Dr. Hans-Friedrich TraulsenDas erwartete Haushaltsergebnis für 2016 belegt, dass unsere Ausgabenpolitik mit Augenmaß Wirkung zeigt. Mit einem erwarteten erneut positiven Ergebnis von 19 Mio. Euro setzt sich der Trend der vorigen Jahre fort. Die Landeshauptstadt Kiel hat zusammen mit der Selbstverwaltung erhebliche Anstrengungen unternommen, eine nachhaltige Finanzpolitik mit den notwendigen Investitionen zur vielfältigen Aufgabenerfüllung der Stadt zu verbinden.

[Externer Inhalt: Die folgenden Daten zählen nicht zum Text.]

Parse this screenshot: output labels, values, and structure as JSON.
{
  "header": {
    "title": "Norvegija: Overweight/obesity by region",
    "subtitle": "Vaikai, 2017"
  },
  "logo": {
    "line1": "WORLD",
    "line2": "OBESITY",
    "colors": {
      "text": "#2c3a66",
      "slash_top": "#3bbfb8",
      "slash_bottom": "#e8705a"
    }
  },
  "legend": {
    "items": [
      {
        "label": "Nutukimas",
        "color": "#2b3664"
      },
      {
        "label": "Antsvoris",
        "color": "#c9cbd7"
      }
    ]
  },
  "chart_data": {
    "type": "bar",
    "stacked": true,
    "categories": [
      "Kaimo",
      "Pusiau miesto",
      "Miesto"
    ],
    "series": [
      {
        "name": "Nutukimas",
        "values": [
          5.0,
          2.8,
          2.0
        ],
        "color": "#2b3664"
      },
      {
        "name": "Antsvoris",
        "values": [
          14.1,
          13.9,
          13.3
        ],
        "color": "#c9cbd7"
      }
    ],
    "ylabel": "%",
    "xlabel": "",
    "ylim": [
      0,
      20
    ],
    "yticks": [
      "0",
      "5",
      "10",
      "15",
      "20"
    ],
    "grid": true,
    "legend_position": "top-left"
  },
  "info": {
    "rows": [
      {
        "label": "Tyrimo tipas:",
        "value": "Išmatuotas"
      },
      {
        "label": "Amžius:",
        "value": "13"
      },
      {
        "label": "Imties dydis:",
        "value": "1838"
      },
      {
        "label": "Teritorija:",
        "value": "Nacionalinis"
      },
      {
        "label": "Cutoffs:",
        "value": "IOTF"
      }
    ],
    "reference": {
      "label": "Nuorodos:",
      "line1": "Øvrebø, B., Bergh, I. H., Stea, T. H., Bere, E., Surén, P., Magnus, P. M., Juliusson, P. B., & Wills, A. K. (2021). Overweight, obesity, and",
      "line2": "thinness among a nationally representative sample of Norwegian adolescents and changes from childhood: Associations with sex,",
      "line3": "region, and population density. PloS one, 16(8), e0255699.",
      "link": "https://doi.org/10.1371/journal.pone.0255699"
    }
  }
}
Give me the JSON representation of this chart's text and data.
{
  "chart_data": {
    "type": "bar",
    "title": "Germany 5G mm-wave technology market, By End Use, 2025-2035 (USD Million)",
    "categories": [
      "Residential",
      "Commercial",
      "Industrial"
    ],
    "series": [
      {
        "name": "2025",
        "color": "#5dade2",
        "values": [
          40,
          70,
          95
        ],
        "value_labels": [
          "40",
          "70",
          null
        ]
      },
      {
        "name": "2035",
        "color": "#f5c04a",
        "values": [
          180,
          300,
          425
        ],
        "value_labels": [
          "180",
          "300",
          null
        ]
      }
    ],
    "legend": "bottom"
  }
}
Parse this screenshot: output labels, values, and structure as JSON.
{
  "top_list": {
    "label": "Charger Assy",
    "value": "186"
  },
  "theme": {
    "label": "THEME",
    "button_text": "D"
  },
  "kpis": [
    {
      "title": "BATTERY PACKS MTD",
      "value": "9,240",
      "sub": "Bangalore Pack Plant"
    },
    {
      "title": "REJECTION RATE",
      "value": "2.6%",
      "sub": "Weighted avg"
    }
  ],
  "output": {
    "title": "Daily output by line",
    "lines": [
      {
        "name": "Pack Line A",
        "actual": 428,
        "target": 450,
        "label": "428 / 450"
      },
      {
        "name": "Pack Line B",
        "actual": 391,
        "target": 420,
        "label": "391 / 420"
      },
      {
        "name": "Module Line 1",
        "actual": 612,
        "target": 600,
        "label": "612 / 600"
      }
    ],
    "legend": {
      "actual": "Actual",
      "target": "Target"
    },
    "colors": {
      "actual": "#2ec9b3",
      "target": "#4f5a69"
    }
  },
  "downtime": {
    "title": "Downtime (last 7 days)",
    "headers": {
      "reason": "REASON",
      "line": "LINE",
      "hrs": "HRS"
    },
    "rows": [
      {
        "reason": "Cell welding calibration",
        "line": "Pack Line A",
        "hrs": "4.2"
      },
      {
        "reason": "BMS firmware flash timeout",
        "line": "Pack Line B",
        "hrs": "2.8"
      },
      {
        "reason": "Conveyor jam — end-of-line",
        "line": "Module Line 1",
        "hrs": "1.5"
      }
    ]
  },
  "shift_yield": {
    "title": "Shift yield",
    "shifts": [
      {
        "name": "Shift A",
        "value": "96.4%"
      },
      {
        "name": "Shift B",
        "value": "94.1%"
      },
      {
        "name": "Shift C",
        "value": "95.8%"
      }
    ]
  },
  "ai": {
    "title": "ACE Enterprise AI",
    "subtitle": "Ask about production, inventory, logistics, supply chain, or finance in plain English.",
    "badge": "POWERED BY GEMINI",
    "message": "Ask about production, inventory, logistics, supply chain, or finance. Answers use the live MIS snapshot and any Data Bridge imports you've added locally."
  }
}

Empörung ruft die verhängte Investitionsbremse hervor, die insbesondere rentierliche Investitionen in unsere Stadt erneut behindert! Wir unterstützen Oberbürgermeister und Kämmerer dabei, in Gesprächen mit der Kommunalaufsicht Verbesserungen zu erzielen, um die für unsere Stadt notwendigen Investitionen zu ermöglichen. Dies ist aus Gründen des dringlichen Bedarfes zur Finanzierung der Infrastruktur der Landeshauptstadt erforderlich.

Klar ist auch: Die Finanzausstattung der Städte reicht seit Jahren regelmäßig nicht aus, um die Aufgaben zu erfüllen und die Grundlagen für eine zukunftsfähige soziale Stadtentwicklung zu legen. Der Oberbürgermeister drängt hier zu Recht darauf, dass Bund und Land ihre ersten Anstrengungen noch deutlich verstärken müssen. Dazu gehört beispielsweise die Einrichtung eines Altschuldenfonds.

Dies erklären zur Haushaltsgenehmigung durch die Kommunalaufsicht und zum erwarteten Haushaltsergebnis 2016 die Fraktionsvorsitzenden Dr. Hans-Friedrich Traulsen (SPD) und Marcel Schmidt (SSW).